Every community member can help educate other users about proper trail etiquette. Be positive. Try something like, “You probably don’t know that we have a rare orchid here. We stay on the hiking paths so we don’t accidentally damage it.” Or maybe pick up a piece of fallen rock and say, “Check out this cool rock. See how easily it crumbles? That’s why we all try to stay on the trail.”
Grab an extra dog-waste bag before you start your hike. If you see someone leaving something behind, hand the bag over and say, “BSCC gives out free dog bags at the top of the trail.

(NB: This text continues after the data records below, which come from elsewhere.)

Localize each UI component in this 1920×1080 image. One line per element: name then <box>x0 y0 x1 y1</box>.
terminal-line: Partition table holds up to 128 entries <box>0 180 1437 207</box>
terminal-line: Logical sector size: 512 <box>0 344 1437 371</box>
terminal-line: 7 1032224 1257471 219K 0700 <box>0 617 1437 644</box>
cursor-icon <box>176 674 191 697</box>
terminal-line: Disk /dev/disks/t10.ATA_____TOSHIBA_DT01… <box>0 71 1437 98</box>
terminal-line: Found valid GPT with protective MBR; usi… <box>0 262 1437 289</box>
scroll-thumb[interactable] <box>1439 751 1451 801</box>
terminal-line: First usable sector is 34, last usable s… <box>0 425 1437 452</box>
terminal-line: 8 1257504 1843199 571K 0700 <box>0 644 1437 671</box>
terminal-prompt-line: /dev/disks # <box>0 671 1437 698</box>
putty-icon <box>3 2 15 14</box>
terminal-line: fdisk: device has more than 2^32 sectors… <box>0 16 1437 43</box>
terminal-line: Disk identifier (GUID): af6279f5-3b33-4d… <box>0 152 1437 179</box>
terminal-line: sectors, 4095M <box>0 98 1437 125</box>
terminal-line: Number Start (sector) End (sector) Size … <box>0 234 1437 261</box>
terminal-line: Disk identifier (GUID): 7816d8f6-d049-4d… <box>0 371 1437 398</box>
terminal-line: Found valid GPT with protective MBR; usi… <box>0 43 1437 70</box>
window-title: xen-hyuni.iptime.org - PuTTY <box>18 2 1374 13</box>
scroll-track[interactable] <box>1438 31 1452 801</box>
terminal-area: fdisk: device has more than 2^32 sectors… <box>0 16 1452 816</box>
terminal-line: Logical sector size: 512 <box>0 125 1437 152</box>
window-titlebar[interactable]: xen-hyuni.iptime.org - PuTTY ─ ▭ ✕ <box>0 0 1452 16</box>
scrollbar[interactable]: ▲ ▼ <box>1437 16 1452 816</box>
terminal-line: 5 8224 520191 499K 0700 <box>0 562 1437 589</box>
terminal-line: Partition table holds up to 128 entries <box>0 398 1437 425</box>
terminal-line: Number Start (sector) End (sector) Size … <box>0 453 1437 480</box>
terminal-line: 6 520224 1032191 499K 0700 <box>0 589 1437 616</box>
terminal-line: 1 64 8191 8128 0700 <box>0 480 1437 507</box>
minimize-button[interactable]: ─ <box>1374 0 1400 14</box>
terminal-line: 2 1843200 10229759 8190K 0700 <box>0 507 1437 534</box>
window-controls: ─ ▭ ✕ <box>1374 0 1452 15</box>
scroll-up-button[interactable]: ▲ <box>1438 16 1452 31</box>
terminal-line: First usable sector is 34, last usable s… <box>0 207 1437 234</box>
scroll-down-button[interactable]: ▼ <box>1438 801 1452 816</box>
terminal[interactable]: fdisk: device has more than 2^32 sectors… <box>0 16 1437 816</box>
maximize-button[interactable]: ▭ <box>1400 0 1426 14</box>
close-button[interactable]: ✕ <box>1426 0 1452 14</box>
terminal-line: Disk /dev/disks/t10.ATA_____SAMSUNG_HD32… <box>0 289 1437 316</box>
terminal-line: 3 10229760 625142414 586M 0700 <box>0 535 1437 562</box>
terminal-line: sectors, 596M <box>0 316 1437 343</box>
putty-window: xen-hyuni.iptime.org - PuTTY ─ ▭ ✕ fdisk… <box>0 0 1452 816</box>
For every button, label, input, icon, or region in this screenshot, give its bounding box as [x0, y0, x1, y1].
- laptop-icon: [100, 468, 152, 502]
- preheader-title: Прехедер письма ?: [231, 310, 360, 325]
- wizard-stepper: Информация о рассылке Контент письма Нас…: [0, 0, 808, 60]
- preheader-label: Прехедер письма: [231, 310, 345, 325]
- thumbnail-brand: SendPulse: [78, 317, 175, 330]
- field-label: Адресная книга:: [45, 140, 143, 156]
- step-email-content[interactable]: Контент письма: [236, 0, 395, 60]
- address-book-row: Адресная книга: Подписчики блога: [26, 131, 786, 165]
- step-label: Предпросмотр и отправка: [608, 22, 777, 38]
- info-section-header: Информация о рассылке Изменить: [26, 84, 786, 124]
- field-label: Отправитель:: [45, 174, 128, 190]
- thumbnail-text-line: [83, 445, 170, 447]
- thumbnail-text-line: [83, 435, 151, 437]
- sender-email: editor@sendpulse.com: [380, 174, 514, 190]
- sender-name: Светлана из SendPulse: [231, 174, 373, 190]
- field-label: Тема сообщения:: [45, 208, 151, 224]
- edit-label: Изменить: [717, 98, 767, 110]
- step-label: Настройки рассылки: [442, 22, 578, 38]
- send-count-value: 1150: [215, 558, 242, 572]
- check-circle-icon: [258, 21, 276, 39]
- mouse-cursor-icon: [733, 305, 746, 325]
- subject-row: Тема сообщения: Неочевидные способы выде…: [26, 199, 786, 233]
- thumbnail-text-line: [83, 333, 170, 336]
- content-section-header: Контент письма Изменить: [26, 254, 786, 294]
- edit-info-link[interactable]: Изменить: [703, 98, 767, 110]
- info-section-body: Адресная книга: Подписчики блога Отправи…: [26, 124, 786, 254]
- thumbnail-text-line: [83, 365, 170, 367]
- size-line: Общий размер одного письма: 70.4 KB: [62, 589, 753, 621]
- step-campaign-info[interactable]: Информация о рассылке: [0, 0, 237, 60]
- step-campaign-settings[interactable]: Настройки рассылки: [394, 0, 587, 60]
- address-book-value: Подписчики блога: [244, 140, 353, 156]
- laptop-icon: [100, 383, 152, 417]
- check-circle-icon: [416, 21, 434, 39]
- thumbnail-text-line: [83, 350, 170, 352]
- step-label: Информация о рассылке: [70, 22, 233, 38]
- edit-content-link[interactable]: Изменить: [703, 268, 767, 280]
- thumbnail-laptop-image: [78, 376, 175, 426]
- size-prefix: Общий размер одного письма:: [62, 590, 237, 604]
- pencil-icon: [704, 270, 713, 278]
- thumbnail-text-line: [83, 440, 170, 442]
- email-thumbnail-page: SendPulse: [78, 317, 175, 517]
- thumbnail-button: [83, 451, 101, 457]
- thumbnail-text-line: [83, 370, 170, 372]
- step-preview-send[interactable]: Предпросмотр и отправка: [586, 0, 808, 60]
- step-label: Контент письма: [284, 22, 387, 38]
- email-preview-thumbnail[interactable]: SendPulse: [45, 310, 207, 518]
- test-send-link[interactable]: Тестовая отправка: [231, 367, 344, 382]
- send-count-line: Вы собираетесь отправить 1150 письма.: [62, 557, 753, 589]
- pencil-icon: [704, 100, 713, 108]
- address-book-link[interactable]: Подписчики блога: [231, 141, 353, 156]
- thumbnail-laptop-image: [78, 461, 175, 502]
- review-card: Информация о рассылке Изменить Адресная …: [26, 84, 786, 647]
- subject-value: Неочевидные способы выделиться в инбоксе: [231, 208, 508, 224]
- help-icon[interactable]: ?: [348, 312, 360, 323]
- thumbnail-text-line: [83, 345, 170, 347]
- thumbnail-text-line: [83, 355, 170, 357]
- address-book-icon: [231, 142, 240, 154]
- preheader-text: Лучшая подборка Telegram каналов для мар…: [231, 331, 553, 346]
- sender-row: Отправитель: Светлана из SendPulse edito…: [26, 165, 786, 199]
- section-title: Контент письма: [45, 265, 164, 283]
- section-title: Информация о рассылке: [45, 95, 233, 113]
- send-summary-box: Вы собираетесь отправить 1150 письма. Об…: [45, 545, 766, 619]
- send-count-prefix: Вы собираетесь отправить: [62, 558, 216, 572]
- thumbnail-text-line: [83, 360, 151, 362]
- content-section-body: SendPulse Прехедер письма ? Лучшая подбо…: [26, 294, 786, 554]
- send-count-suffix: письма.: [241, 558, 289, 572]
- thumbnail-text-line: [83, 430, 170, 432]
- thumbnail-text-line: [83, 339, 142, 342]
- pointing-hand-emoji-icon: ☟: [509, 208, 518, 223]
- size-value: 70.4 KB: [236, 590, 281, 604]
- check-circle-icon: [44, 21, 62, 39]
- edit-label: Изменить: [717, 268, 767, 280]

I have an extra for you.” It’s embarrassing to have your ignorance pointed out, so the trick is to be kind and helpful, not to shame people into better stewardship.
BSCC has only two paid staff members and manages 83 acres of land, 16 miles of trails, and runs eight community programs, including Camp Big Sky and the Big Sky Softball League. An active team of volunteers is critical and BSCC has launched a trail ambassador program this year, which seeks volunteers to hike the local trails, pick up trash, look for maintenance issues and educate users.